March 10, cryptocurrency trader and researcher Sylvain, Ribs published a report which claims that $ 3 billion of trade volumes cryptocurrency — fake. The author of the study made a special emphasis on cryptocurrency exchanges Okcoin (Okex) and Huobi. But let’s take first things first.
The essence of the study is to estimate risks. Ribs decided to calculate how much selling each and every token valued at $50 000 would bring down its price.
Further, Ribs refers to the term “slippage,” which he defines as “the percentage change observed between the average and minimum price at which he had to agree, selling the asset”. The study of the books of applications for such exchanges as GDAX, Bitfinex, Kraken, Binance and many others, was discovered enormous discrepancies:
“I have discovered a huge discrepancy between the exchanges. On this you cannot give up and just say “well, users are supposed to be different”. The presence of such discrepancies can only be explained by the fact that some figures are very inflated, up to 95%. Topping the list of cheaters exchange Okex, with the stated trading volume to $1.7 billion, and occupies the first position in the Coinmarketcap sites and Livecoinwatch”.

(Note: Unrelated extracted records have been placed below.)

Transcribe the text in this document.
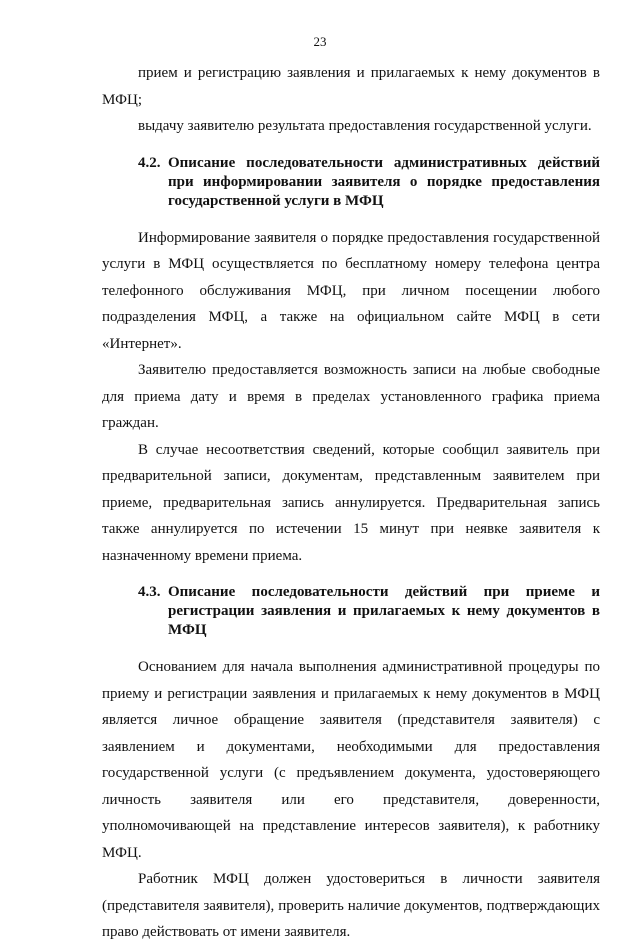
23

прием и регистрацию заявления и прилагаемых к нему документов в МФЦ;

выдачу заявителю результата предоставления государственной услуги.

4.2. Описание последовательности административных действий при информировании заявителя о порядке предоставления государственной услуги в МФЦ

Информирование заявителя о порядке предоставления государственной услуги в МФЦ осуществляется по бесплатному номеру телефона центра телефонного обслуживания МФЦ, при личном посещении любого подразделения МФЦ, а также на официальном сайте МФЦ в сети «Интернет».

Заявителю предоставляется возможность записи на любые свободные для приема дату и время в пределах установленного графика приема граждан.

В случае несоответствия сведений, которые сообщил заявитель при предварительной записи, документам, представленным заявителем при приеме, предварительная запись аннулируется. Предварительная запись также аннулируется по истечении 15 минут при неявке заявителя к назначенному времени приема.

4.3. Описание последовательности действий при приеме и регистрации заявления и прилагаемых к нему документов в МФЦ

Основанием для начала выполнения административной процедуры по приему и регистрации заявления и прилагаемых к нему документов в МФЦ является личное обращение заявителя (представителя заявителя) с заявлением и документами, необходимыми для предоставления государственной услуги (с предъявлением документа, удостоверяющего личность заявителя или его представителя, доверенности, уполномочивающей на представление интересов заявителя), к работнику МФЦ.

Работник МФЦ должен удостовериться в личности заявителя (представителя заявителя), проверить наличие документов, подтверждающих право действовать от имени заявителя.
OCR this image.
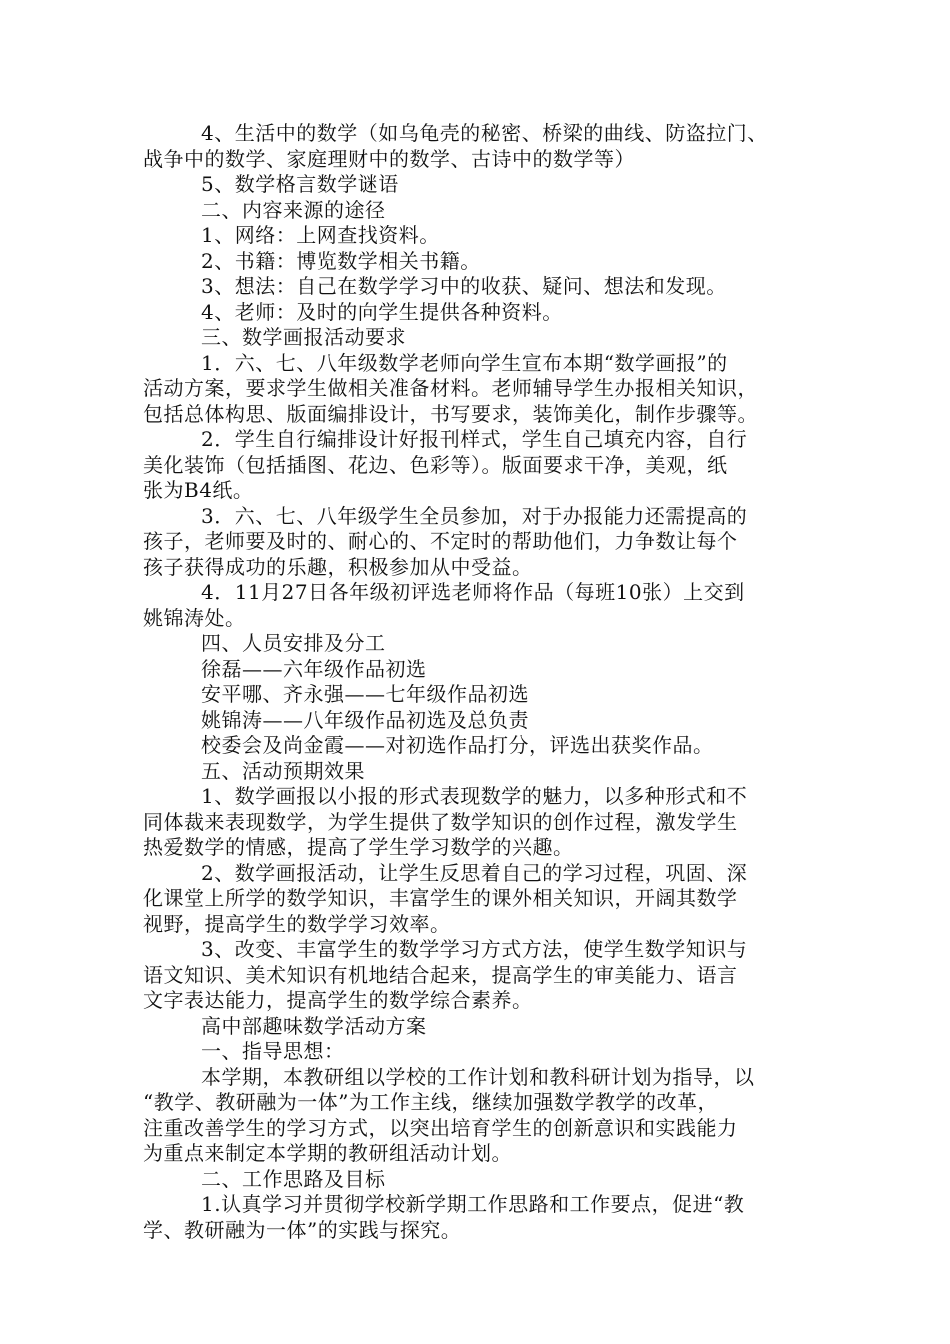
4、生活中的数学（如乌龟壳的秘密、桥梁的曲线、防盗拉门、
战争中的数学、家庭理财中的数学、古诗中的数学等）
5、数学格言数学谜语
二、内容来源的途径
1、网络：上网查找资料。
2、书籍：博览数学相关书籍。
3、想法：自己在数学学习中的收获、疑问、想法和发现。
4、老师：及时的向学生提供各种资料。
三、数学画报活动要求
1．六、七、八年级数学老师向学生宣布本期“数学画报”的
活动方案，要求学生做相关准备材料。老师辅导学生办报相关知识，
包括总体构思、版面编排设计，书写要求，装饰美化，制作步骤等。
2．学生自行编排设计好报刊样式，学生自己填充内容，自行
美化装饰（包括插图、花边、色彩等）。版面要求干净，美观，纸
张为B4纸。
3．六、七、八年级学生全员参加，对于办报能力还需提高的
孩子，老师要及时的、耐心的、不定时的帮助他们，力争数让每个
孩子获得成功的乐趣，积极参加从中受益。
4．11月27日各年级初评选老师将作品（每班10张）上交到
姚锦涛处。
四、人员安排及分工
徐磊——六年级作品初选
安平哪、齐永强——七年级作品初选
姚锦涛——八年级作品初选及总负责
校委会及尚金霞——对初选作品打分，评选出获奖作品。
五、活动预期效果
1、数学画报以小报的形式表现数学的魅力，以多种形式和不
同体裁来表现数学，为学生提供了数学知识的创作过程，激发学生
热爱数学的情感，提高了学生学习数学的兴趣。
2、数学画报活动，让学生反思着自己的学习过程，巩固、深
化课堂上所学的数学知识，丰富学生的课外相关知识，开阔其数学
视野，提高学生的数学学习效率。
3、改变、丰富学生的数学学习方式方法，使学生数学知识与
语文知识、美术知识有机地结合起来，提高学生的审美能力、语言
文字表达能力，提高学生的数学综合素养。
高中部趣味数学活动方案
一、指导思想：
本学期，本教研组以学校的工作计划和教科研计划为指导，以
“教学、教研融为一体”为工作主线，继续加强数学教学的改革，
注重改善学生的学习方式，以突出培育学生的创新意识和实践能力
为重点来制定本学期的教研组活动计划。
二、工作思路及目标
1.认真学习并贯彻学校新学期工作思路和工作要点，促进“教
学、教研融为一体”的实践与探究。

Orange, blue, and blue marks belong to the GDAX exchanges, Bitfinex and Kraken, respectively. The red marks owned by Okex:
It is the trading volume Okex steel alarm bell for Ribs. The trader recognizes that on the unregulated market of crypto-currencies can detect artificial and fictitious volumes of trading, but to such an extent!
“Many currency pairs, though, and boast up to 5 million dollars, but when you slip them the price will be slightly more than 10% , you should only exchange $50 000. To such couples at the time of data collection 06 March 2018 belonged NEO/BTC, IOTA/USD, QTUM/USD”
“These figures do not allow to doubt that a large part of the volume Okex – dummy. Initially I could not understand how they manage that. I went to the platform and looked at the history of trading in some pairs. It turned out that they fabricate the volume to the point of absurdity obvious artificial method”.
Compared to Poloniex exchange Okex shows an exaggeration of the financial markets. Huobi Pro far behind and fabricates 81.8% of the volume. The study also referred to these exchanges as Bittrex, Hitbtc and Binance and found them “respectable exchangers”:
“Check the volume has not led to the identification of suspicious activity,” says Rabs.
CEO Binance Changpeng Zhao studied the research of Sylvain Ribs and called it “good and in-depth analysis”.
With regard to the dubious activities of Okcoin and Huobi Pro, they were asked to comment on the results of the study, but there was no answer. It is worth noting the fact that these two exchanges is not the first time accused of falsification of the volume of trade. Could this be the reason for the termination of the contract between the company SBI Holdings and the exchange Huobi, which anticipated the opening of two cryptocurrency exchanges in Japan?